Именно характер экономического базиса определяет различия в природе режимов Сталина и Гитлера, несмотря на то, что по политическим методам они мало чем отличаются друг от друга. Лишь за рубежом, в Испании, то есть на почве буржуазного режима, Сталин выполнил функцию, аналогичную гитлеровской, — подавил социалистическую революцию. Но в области внутренней, социально-экономической политики функции Сталина и Гитлера существенно различаются. «Гитлер защищает буржуазные формы собственности. Сталин приспособляет интересы бюрократии к пролетарским формам собственности... Сопоставление различных социальных ролей одного и того же Сталина в СССР и в Испании одинаково хорошо показывает и то, что бюрократия является не самостоятельным классом, а орудием классов; и то, что нельзя социальную природу государства определять добродетелью или подлостью бюрократии»{224}.

Сталин не может служить интересам бюрократии, не охраняя социального фундамента советского общества, который бюрократия эксплуатирует в своих интересах. Поэтому Сталин защищает национализированную собственность от империализма и от слишком нетерпеливых и жадных слоёв самой бюрократии. Эту защиту он осуществляет, однако, такими методами, которые могут привести к крушению советского общества. Именно поэтому сталинскую клику надо свергнуть. Но свергнуть её должен революционный пролетариат. Передоверять эту работу империализму, который неминуемо разрушит социальные завоевания Октябрьской революции, он не может. Поэтому пролетариат защищает СССР, несмотря на Сталина.

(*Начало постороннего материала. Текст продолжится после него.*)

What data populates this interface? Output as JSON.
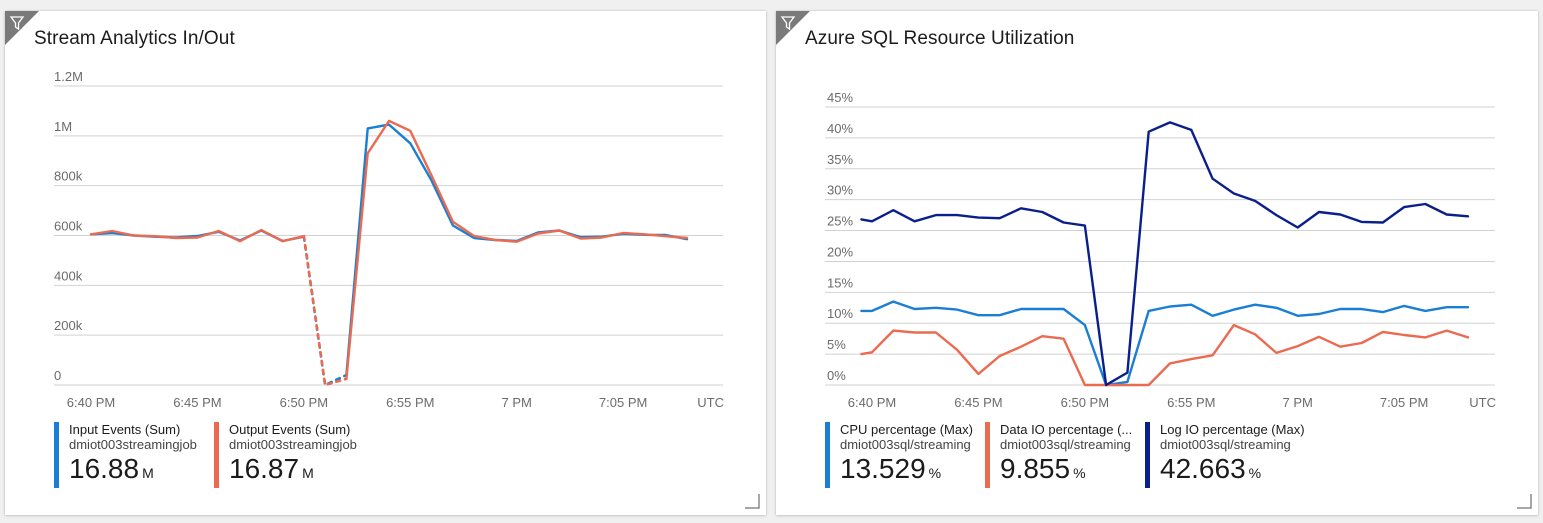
{
  "tiles": [
    {
      "id": "left",
      "title": "Stream Analytics In/Out",
      "legend": [
        {
          "name": "Input Events (Sum)",
          "source": "dmiot003streamingjob",
          "value": "16.88",
          "unit": "M",
          "color": "#1a7fd4"
        },
        {
          "name": "Output Events (Sum)",
          "source": "dmiot003streamingjob",
          "value": "16.87",
          "unit": "M",
          "color": "#ea6b50"
        }
      ]
    },
    {
      "id": "right",
      "title": "Azure SQL Resource Utilization",
      "legend": [
        {
          "name": "CPU percentage (Max)",
          "source": "dmiot003sql/streaming",
          "value": "13.529",
          "unit": "%",
          "color": "#1a7fd4"
        },
        {
          "name": "Data IO percentage (...",
          "source": "dmiot003sql/streaming",
          "value": "9.855",
          "unit": "%",
          "color": "#ea6b50"
        },
        {
          "name": "Log IO percentage (Max)",
          "source": "dmiot003sql/streaming",
          "value": "42.663",
          "unit": "%",
          "color": "#0b1f8c"
        }
      ]
    }
  ],
  "chart_data": [
    {
      "type": "line",
      "title": "Stream Analytics In/Out",
      "x_labels": [
        "6:40 PM",
        "6:45 PM",
        "6:50 PM",
        "6:55 PM",
        "7 PM",
        "7:05 PM"
      ],
      "x_tick_minutes": [
        0,
        5,
        10,
        15,
        20,
        25
      ],
      "x_suffix": "UTC",
      "x_range_minutes": [
        0,
        28
      ],
      "y_ticks": [
        "0",
        "200k",
        "400k",
        "600k",
        "800k",
        "1M",
        "1.2M"
      ],
      "y_tick_values": [
        0,
        200000,
        400000,
        600000,
        800000,
        1000000,
        1200000
      ],
      "ylim": [
        0,
        1200000
      ],
      "grid": true,
      "series": [
        {
          "name": "Input Events (Sum)",
          "color": "#1a7fd4",
          "x": [
            0,
            1,
            2,
            3,
            4,
            5,
            6,
            7,
            8,
            9,
            10,
            11,
            12,
            13,
            14,
            15,
            16,
            17,
            18,
            19,
            20,
            21,
            22,
            23,
            24,
            25,
            26,
            27,
            28
          ],
          "y": [
            605000,
            610000,
            600000,
            595000,
            592000,
            598000,
            615000,
            580000,
            620000,
            578000,
            595000,
            0,
            40000,
            1030000,
            1045000,
            970000,
            820000,
            640000,
            590000,
            582000,
            578000,
            612000,
            620000,
            593000,
            595000,
            607000,
            603000,
            602000,
            585000
          ],
          "dashed_segments": [
            [
              10,
              12
            ]
          ]
        },
        {
          "name": "Output Events (Sum)",
          "color": "#ea6b50",
          "x": [
            0,
            1,
            2,
            3,
            4,
            5,
            6,
            7,
            8,
            9,
            10,
            11,
            12,
            13,
            14,
            15,
            16,
            17,
            18,
            19,
            20,
            21,
            22,
            23,
            24,
            25,
            26,
            27,
            28
          ],
          "y": [
            605000,
            618000,
            600000,
            597000,
            590000,
            592000,
            618000,
            577000,
            622000,
            577000,
            597000,
            0,
            25000,
            930000,
            1060000,
            1020000,
            840000,
            655000,
            598000,
            582000,
            575000,
            608000,
            620000,
            588000,
            592000,
            610000,
            605000,
            597000,
            590000
          ],
          "dashed_segments": [
            [
              10,
              12
            ]
          ]
        }
      ]
    },
    {
      "type": "line",
      "title": "Azure SQL Resource Utilization",
      "x_labels": [
        "6:40 PM",
        "6:45 PM",
        "6:50 PM",
        "6:55 PM",
        "7 PM",
        "7:05 PM"
      ],
      "x_tick_minutes": [
        0,
        5,
        10,
        15,
        20,
        25
      ],
      "x_suffix": "UTC",
      "x_range_minutes": [
        0,
        28
      ],
      "y_ticks": [
        "0%",
        "5%",
        "10%",
        "15%",
        "20%",
        "25%",
        "30%",
        "35%",
        "40%",
        "45%"
      ],
      "y_tick_values": [
        0,
        5,
        10,
        15,
        20,
        25,
        30,
        35,
        40,
        45
      ],
      "ylim": [
        0,
        45
      ],
      "grid": true,
      "series": [
        {
          "name": "CPU percentage (Max)",
          "color": "#1a7fd4",
          "x": [
            -0.5,
            0,
            1,
            2,
            3,
            4,
            5,
            6,
            7,
            8,
            9,
            10,
            11,
            12,
            13,
            14,
            15,
            16,
            17,
            18,
            19,
            20,
            21,
            22,
            23,
            24,
            25,
            26,
            27,
            28
          ],
          "y": [
            12,
            12,
            13.5,
            12.3,
            12.5,
            12.2,
            11.3,
            11.3,
            12.3,
            12.3,
            12.3,
            9.7,
            0,
            0.5,
            12,
            12.7,
            13,
            11.2,
            12.2,
            13,
            12.5,
            11.2,
            11.5,
            12.3,
            12.3,
            11.8,
            12.8,
            12,
            12.6,
            12.6
          ],
          "dashed_segments": []
        },
        {
          "name": "Data IO percentage (...",
          "color": "#ea6b50",
          "x": [
            -0.5,
            0,
            1,
            2,
            3,
            4,
            5,
            6,
            7,
            8,
            9,
            10,
            11,
            12,
            13,
            14,
            15,
            16,
            17,
            18,
            19,
            20,
            21,
            22,
            23,
            24,
            25,
            26,
            27,
            28
          ],
          "y": [
            5,
            5.3,
            8.8,
            8.5,
            8.5,
            5.7,
            1.8,
            4.7,
            6.2,
            7.9,
            7.5,
            0,
            0,
            0,
            0,
            3.5,
            4.2,
            4.8,
            9.7,
            8.2,
            5.2,
            6.3,
            7.8,
            6.2,
            6.8,
            8.6,
            8.1,
            7.7,
            8.8,
            7.7
          ],
          "dashed_segments": []
        },
        {
          "name": "Log IO percentage (Max)",
          "color": "#0b1f8c",
          "x": [
            -0.5,
            0,
            1,
            2,
            3,
            4,
            5,
            6,
            7,
            8,
            9,
            10,
            11,
            12,
            13,
            14,
            15,
            16,
            17,
            18,
            19,
            20,
            21,
            22,
            23,
            24,
            25,
            26,
            27,
            28
          ],
          "y": [
            26.8,
            26.5,
            28.3,
            26.5,
            27.5,
            27.5,
            27.1,
            27,
            28.6,
            28,
            26.3,
            25.8,
            0,
            2,
            41,
            42.5,
            41.3,
            33.4,
            31,
            29.8,
            27.5,
            25.5,
            28,
            27.6,
            26.4,
            26.3,
            28.8,
            29.3,
            27.6,
            27.3
          ],
          "dashed_segments": []
        }
      ]
    }
  ]
}
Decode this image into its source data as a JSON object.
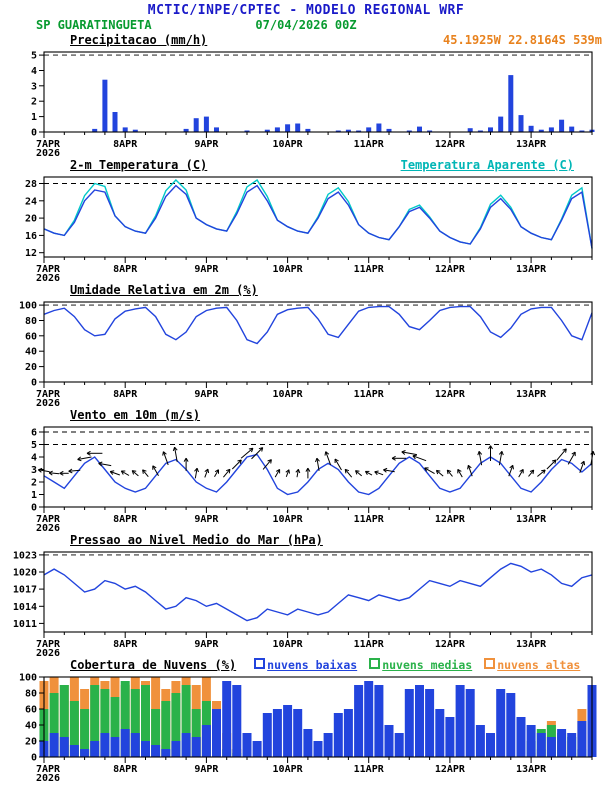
{
  "header": {
    "title": "MCTIC/INPE/CPTEC - MODELO REGIONAL WRF",
    "station": "SP GUARATINGUETA",
    "run": "07/04/2026 00Z",
    "coords": "45.1925W 22.8164S 539m"
  },
  "colors": {
    "blue": "#2244dd",
    "cyan": "#00c8c8",
    "green": "#2ab24a",
    "orange": "#f0913c",
    "title_blue": "#1a1ac8",
    "text_green": "#089b30",
    "text_orange": "#e8821e"
  },
  "x_axis": {
    "step_hours": 3,
    "count": 55,
    "day_labels": [
      "7APR",
      "8APR",
      "9APR",
      "10APR",
      "11APR",
      "12APR",
      "13APR"
    ],
    "year_label": "2026"
  },
  "chart_data": [
    {
      "id": "precipitation",
      "type": "bar",
      "title": "Precipitacao (mm/h)",
      "color_key": "blue",
      "ylim": [
        0,
        5.2
      ],
      "yticks": [
        0,
        1,
        2,
        3,
        4,
        5
      ],
      "dashed": [
        5
      ],
      "values": [
        0,
        0,
        0,
        0,
        0,
        0.2,
        3.4,
        1.3,
        0.3,
        0.15,
        0,
        0,
        0,
        0,
        0.2,
        0.9,
        1,
        0.3,
        0,
        0,
        0.1,
        0,
        0.15,
        0.3,
        0.5,
        0.55,
        0.2,
        0,
        0,
        0.1,
        0.15,
        0.1,
        0.3,
        0.55,
        0.2,
        0,
        0.1,
        0.35,
        0.1,
        0,
        0,
        0,
        0.25,
        0.1,
        0.3,
        1,
        3.7,
        1.1,
        0.4,
        0.15,
        0.3,
        0.8,
        0.35,
        0.1,
        0.15
      ]
    },
    {
      "id": "temperature",
      "type": "line",
      "title": "2-m Temperatura (C)",
      "right_label": "Temperatura Aparente (C)",
      "ylim": [
        11,
        29.5
      ],
      "yticks": [
        12,
        16,
        20,
        24,
        28
      ],
      "dashed": [
        28
      ],
      "series": [
        {
          "name": "Temperatura Aparente (C)",
          "color_key": "cyan",
          "values": [
            17.5,
            16.5,
            16,
            19.5,
            25.2,
            28,
            27.3,
            20.5,
            18,
            17,
            16.5,
            20.5,
            26.3,
            28.8,
            26.5,
            20,
            18.5,
            17.5,
            17,
            21.5,
            27.2,
            28.8,
            25,
            19.5,
            18,
            17,
            16.5,
            20.3,
            25.5,
            27,
            23.8,
            18.5,
            16.5,
            15.5,
            15,
            18,
            22,
            23,
            20.3,
            17,
            15.5,
            14.5,
            14,
            17.8,
            23.2,
            25.3,
            22.5,
            18,
            16.5,
            15.5,
            15,
            19.8,
            25.3,
            27,
            13
          ]
        },
        {
          "name": "2-m Temperatura (C)",
          "color_key": "blue",
          "values": [
            17.5,
            16.5,
            16,
            19,
            24,
            26.5,
            26,
            20.5,
            18,
            17,
            16.5,
            20,
            25,
            27.5,
            25.5,
            20,
            18.5,
            17.5,
            17,
            21,
            26,
            27.5,
            24,
            19.5,
            18,
            17,
            16.5,
            20,
            24.5,
            26,
            23,
            18.5,
            16.5,
            15.5,
            15,
            18,
            21.5,
            22.5,
            20,
            17,
            15.5,
            14.5,
            14,
            17.5,
            22.5,
            24.5,
            22,
            18,
            16.5,
            15.5,
            15,
            19.5,
            24.5,
            26,
            13
          ]
        }
      ]
    },
    {
      "id": "humidity",
      "type": "line",
      "title": "Umidade Relativa em 2m (%)",
      "ylim": [
        0,
        104
      ],
      "yticks": [
        0,
        20,
        40,
        60,
        80,
        100
      ],
      "dashed": [
        100
      ],
      "series": [
        {
          "name": "Umidade Relativa",
          "color_key": "blue",
          "values": [
            88,
            93,
            96,
            85,
            68,
            60,
            62,
            82,
            92,
            95,
            97,
            85,
            62,
            55,
            65,
            85,
            93,
            96,
            97,
            80,
            55,
            50,
            65,
            88,
            94,
            96,
            97,
            82,
            62,
            58,
            75,
            92,
            97,
            98,
            98,
            88,
            72,
            68,
            80,
            93,
            97,
            98,
            98,
            85,
            65,
            58,
            70,
            88,
            95,
            97,
            97,
            80,
            60,
            55,
            90
          ]
        }
      ]
    },
    {
      "id": "wind",
      "type": "wind",
      "title": "Vento em 10m (m/s)",
      "ylim": [
        0,
        6.4
      ],
      "yticks": [
        0,
        1,
        2,
        3,
        4,
        5,
        6
      ],
      "dashed": [
        5,
        6
      ],
      "series": [
        {
          "name": "Vento 10m",
          "color_key": "blue",
          "values": [
            2.5,
            2,
            1.5,
            2.5,
            3.5,
            4,
            3,
            2,
            1.5,
            1.2,
            1.5,
            2.5,
            3.5,
            3.8,
            3,
            2,
            1.5,
            1.2,
            2,
            3,
            4,
            4.2,
            3,
            1.5,
            1,
            1.2,
            2,
            3,
            3.5,
            3,
            2,
            1.2,
            1,
            1.5,
            2.5,
            3.5,
            4,
            3.5,
            2.5,
            1.5,
            1.2,
            1.5,
            2.5,
            3.5,
            4,
            3.5,
            2.5,
            1.5,
            1.2,
            2,
            3,
            3.8,
            3.5,
            2.8,
            3.5
          ]
        }
      ],
      "arrow_dirs": [
        170,
        175,
        180,
        185,
        190,
        180,
        170,
        160,
        150,
        140,
        130,
        120,
        110,
        100,
        90,
        80,
        70,
        60,
        50,
        45,
        40,
        45,
        50,
        60,
        70,
        80,
        90,
        100,
        110,
        120,
        130,
        140,
        150,
        160,
        170,
        180,
        170,
        160,
        150,
        140,
        130,
        120,
        110,
        100,
        90,
        80,
        70,
        60,
        50,
        40,
        45,
        50,
        60,
        70,
        80
      ]
    },
    {
      "id": "pressure",
      "type": "line",
      "title": "Pressao ao Nivel Medio do Mar (hPa)",
      "ylim": [
        1009.5,
        1023.5
      ],
      "yticks": [
        1011,
        1014,
        1017,
        1020,
        1023
      ],
      "dashed": [
        1023
      ],
      "series": [
        {
          "name": "PNMM",
          "color_key": "blue",
          "values": [
            1019.5,
            1020.5,
            1019.5,
            1018,
            1016.5,
            1017,
            1018.5,
            1018,
            1017,
            1017.5,
            1016.5,
            1015,
            1013.5,
            1014,
            1015.5,
            1015,
            1014,
            1014.5,
            1013.5,
            1012.5,
            1011.5,
            1012,
            1013.5,
            1013,
            1012.5,
            1013.5,
            1013,
            1012.5,
            1013,
            1014.5,
            1016,
            1015.5,
            1015,
            1016,
            1015.5,
            1015,
            1015.5,
            1017,
            1018.5,
            1018,
            1017.5,
            1018.5,
            1018,
            1017.5,
            1019,
            1020.5,
            1021.5,
            1021,
            1020,
            1020.5,
            1019.5,
            1018,
            1017.5,
            1019,
            1019.5
          ]
        }
      ]
    },
    {
      "id": "clouds",
      "type": "multibar",
      "title": "Cobertura de Nuvens (%)",
      "ylim": [
        0,
        100
      ],
      "yticks": [
        0,
        20,
        40,
        60,
        80,
        100
      ],
      "dashed": [],
      "legend": [
        {
          "label": "nuvens baixas",
          "color_key": "blue"
        },
        {
          "label": "nuvens medias",
          "color_key": "green"
        },
        {
          "label": "nuvens altas",
          "color_key": "orange"
        }
      ],
      "series": [
        {
          "name": "nuvens altas",
          "color_key": "orange",
          "values": [
            95,
            100,
            90,
            100,
            85,
            100,
            95,
            100,
            90,
            100,
            95,
            100,
            85,
            95,
            100,
            90,
            100,
            70,
            30,
            10,
            0,
            0,
            0,
            0,
            0,
            0,
            0,
            0,
            0,
            0,
            0,
            0,
            0,
            0,
            0,
            0,
            0,
            0,
            0,
            0,
            0,
            0,
            0,
            0,
            0,
            0,
            0,
            0,
            5,
            10,
            45,
            20,
            5,
            60,
            0
          ]
        },
        {
          "name": "nuvens medias",
          "color_key": "green",
          "values": [
            60,
            80,
            90,
            70,
            60,
            90,
            85,
            75,
            95,
            85,
            90,
            60,
            70,
            80,
            90,
            60,
            70,
            40,
            10,
            5,
            0,
            0,
            0,
            0,
            0,
            0,
            0,
            0,
            0,
            0,
            0,
            0,
            0,
            0,
            0,
            0,
            0,
            0,
            0,
            0,
            0,
            0,
            0,
            0,
            0,
            0,
            0,
            0,
            20,
            35,
            40,
            30,
            25,
            10,
            5
          ]
        },
        {
          "name": "nuvens baixas",
          "color_key": "blue",
          "values": [
            20,
            30,
            25,
            15,
            10,
            20,
            30,
            25,
            35,
            30,
            20,
            15,
            10,
            20,
            30,
            25,
            40,
            60,
            95,
            90,
            30,
            20,
            55,
            60,
            65,
            60,
            35,
            20,
            30,
            55,
            60,
            90,
            95,
            90,
            40,
            30,
            85,
            90,
            85,
            60,
            50,
            90,
            85,
            40,
            30,
            85,
            80,
            50,
            40,
            30,
            25,
            35,
            30,
            45,
            90
          ]
        }
      ]
    }
  ]
}
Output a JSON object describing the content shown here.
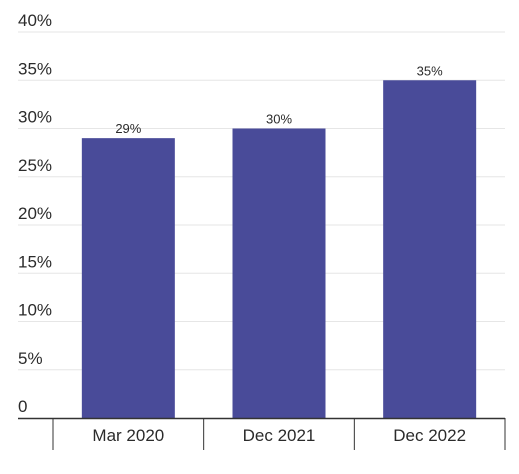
{
  "chart_data": {
    "type": "bar",
    "title": "",
    "xlabel": "",
    "ylabel": "",
    "categories": [
      "Mar 2020",
      "Dec 2021",
      "Dec 2022"
    ],
    "values": [
      29,
      30,
      35
    ],
    "data_labels": [
      "29%",
      "30%",
      "35%"
    ],
    "ylim": [
      0,
      40
    ],
    "yticks": [
      0,
      5,
      10,
      15,
      20,
      25,
      30,
      35,
      40
    ],
    "ytick_labels": [
      "0",
      "5%",
      "10%",
      "15%",
      "20%",
      "25%",
      "30%",
      "35%",
      "40%"
    ],
    "grid": true,
    "legend": "none",
    "colors": {
      "bar": "#494b99",
      "grid": "#e6e6e6",
      "axis": "#333333"
    }
  }
}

Если советский режим и дальше будет развиваться по пути упрочения бюрократического абсолютизма, это неизбежно приведёт к ликвидации планового хозяйства и к восстановлению капиталистической собственности. Если же советский пролетариат своевременно прогонит бюрократию, то после своей победы он ещё застанет национализированные средства производства и основные элементы планового хозяйства. «Это значит, что ему не придётся начинать сначала. Огромная выгода!... Социалистическая революция — слишком грандиозная и трудная вещь, чтоб можно было с лёгкой душой махнуть рукой на её неоценимые материальные достижения и начинать всё сначала»{225}.

Творческие возможности национализированного и планового хозяйства так велики, что производительные силы советского общества, несмотря на бюрократические тормоза, способны ещё развиваться в течение ряда лет, хотя и гораздо более медленными темпами, чем до сих пор. Не понимая этого, бюрократия, «обманутая собственными успехами, рассчитывала достигнуть всё больших и больших коэффициентов хозяйственного роста. Между тем она наскочила на общий кризис хозяйства, который явился одним из источников её нынешней паники и бешеных репрессий».

Троцкий подчёркивал, что «концентрация власти в руках бюрократии и даже задержка развития производительных сил сами по себе ещё не меняют классовой природы общества и его государства. Изменить эту природу может только вмешательство революционного или контрреволюционного насилия в отношения собственности»{226}.